Numéro 07/8 Juillet-Août 2009 par Olyeka Demugir

juillet 2009

Dans la pers­pec­tive du som­met du G20 du 2 avril, le secré­taire géné­ral du FMI avait annon­cé que les recettes iden­ti­fiées six mois plus tôt à Washing­ton (15 novembre) péchaient par manque d’efficacité pour deux rai­sons. La pre­mière avait trait à la faible coor­di­na­tion des réponses appor­tées par les pays. La deuxième tenait aux résis­tances des banques à apurer […]

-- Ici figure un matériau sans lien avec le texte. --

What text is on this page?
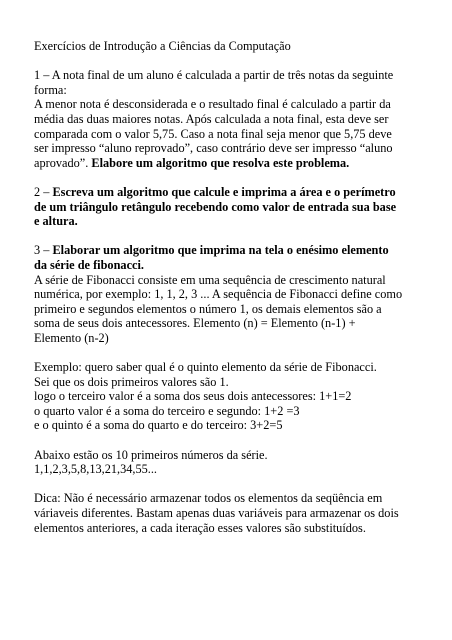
Exercícios de Introdução a Ciências da Computação

1 – A nota final de um aluno é calculada a partir de três notas da seguinte
forma:
A menor nota é desconsiderada e o resultado final é calculado a partir da
média das duas maiores notas. Após calculada a nota final, esta deve ser
comparada com o valor 5,75. Caso a nota final seja menor que 5,75 deve
ser impresso “aluno reprovado”, caso contrário deve ser impresso “aluno
aprovado”. Elabore um algoritmo que resolva este problema.

2 – Escreva um algoritmo que calcule e imprima a área e o perímetro
de um triângulo retângulo recebendo como valor de entrada sua base
e altura.

3 – Elaborar um algoritmo que imprima na tela o enésimo elemento
da série de fibonacci.
A série de Fibonacci consiste em uma sequência de crescimento natural
numérica, por exemplo: 1, 1, 2, 3 ... A sequência de Fibonacci define como
primeiro e segundos elementos o número 1, os demais elementos são a
soma de seus dois antecessores. Elemento (n) = Elemento (n-1) +
Elemento (n-2)

Exemplo: quero saber qual é o quinto elemento da série de Fibonacci.
Sei que os dois primeiros valores são 1.
logo o terceiro valor é a soma dos seus dois antecessores: 1+1=2
o quarto valor é a soma do terceiro e segundo: 1+2 =3
e o quinto é a soma do quarto e do terceiro: 3+2=5

Abaixo estão os 10 primeiros números da série.
1,1,2,3,5,8,13,21,34,55...

Dica: Não é necessário armazenar todos os elementos da seqüência em
váriaveis diferentes. Bastam apenas duas variáveis para armazenar os dois
elementos anteriores, a cada iteração esses valores são substituídos.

Dans la pers­pec­tive du som­met du G20 du 2 avril, le secré­taire géné­ral du FMI avait annon­cé que les recettes iden­ti­fiées six mois plus tôt à Washing­ton (15 novembre) péchaient par manque d’efficacité pour deux rai­sons. La pre­mière avait trait à la faible coor­di­na­tion des réponses appor­tées par les pays. La deuxième tenait aux résis­tances des banques à apu­rer leur comp­ta­bi­li­té et à faire preuve de trans­pa­rence en en expur­geant les actifs toxiques. Quelques jours plus tard, mal­gré l’incertitude liée à l’exercice, l’institution de Washing­ton1 se hasar­dait quand même à éva­luer les pertes de valeur à la somme astro­no­mique de 4.054 mil­liards de dol­lars dont deux tiers concer­naient les seules banques (le reste se répar­tis­sant entre assu­reurs, fonds de pen­sion et autres fonds d’investissement).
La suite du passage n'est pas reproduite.